Daniel C. Maclone, doing business as Locustfield LLC, plans to build nine market-rate, three-bedroom homes and three affordable, three-bedroom homes on a lot off Locustfield Road. The project was the subject of multiple zoning board of appeals hearings in which neighbors raised concerns about proximity of the development to their property lines, lighting, traffic safety, and density of the build.
Neighbors William Marston and Joseph Bento filed an appeal, arguing that the appeals board should not have issued the comprehensive permit. It was filed in Barnstable Superior Court through their attorney, Paul Revere III, on July 16.
“The ZBA’s decision was arbitrary and capricious, constituted an error of law, constituted an abuse of discretion, exceeded the authority of the ZBA, was against the weight of evidence presented at the public hearing, and was otherwise harmful,” the document reads.

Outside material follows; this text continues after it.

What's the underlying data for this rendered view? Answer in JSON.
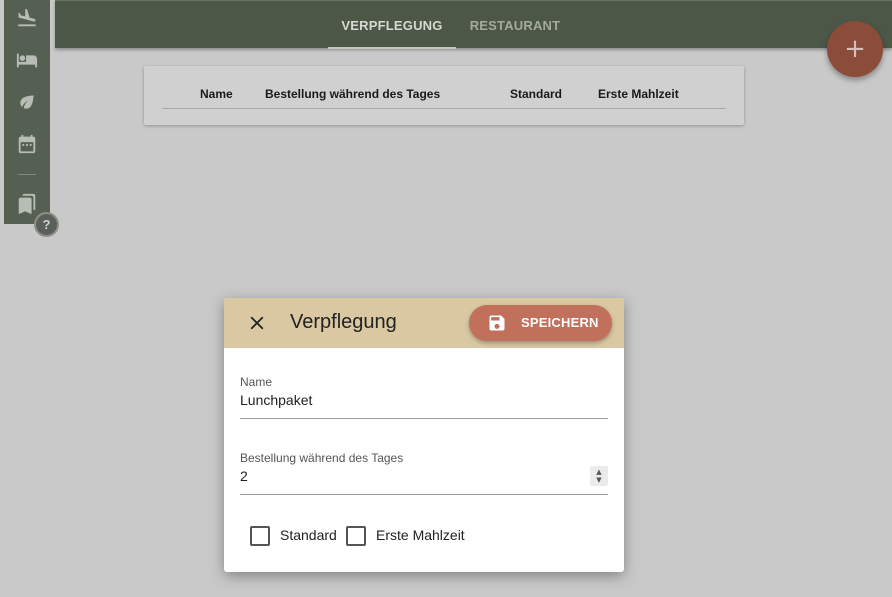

The appeal also alleges that the, “ZBA’s decision unlawfully postpones a determination of substance with regard to multiple determinations by approving the permit application, but requiring the submission of multiple plans later.”
Despite the pending litigation, the lot was clear cut and Mr. Marston said he and Mr. Bento received letters alerting them to the start of work on the property.
The development has the support of the board of selectmen and gained letters of support from the Affordable Housing Committee and the Falmouth Housing Trust.
On July 1, the zoning board of appeals issued a comprehensive permit for the project that included 45 conditions. Among the conditions were six-foot stockade fences along the length of the northerly and southerly lot lines from the road to the electrical easement, as well as a looped water main.
Mr. Maclone may start work on the property at his own risk. The zoning board of appeals comprehensive permit notes, “Any person exercising rights under a duly appealed Comprehensive Permit does so at risk that a court may reverse the permit, and that construction performed under the permit may be ordered undone.”
Mr. Maclone did not immediately return a request for comment.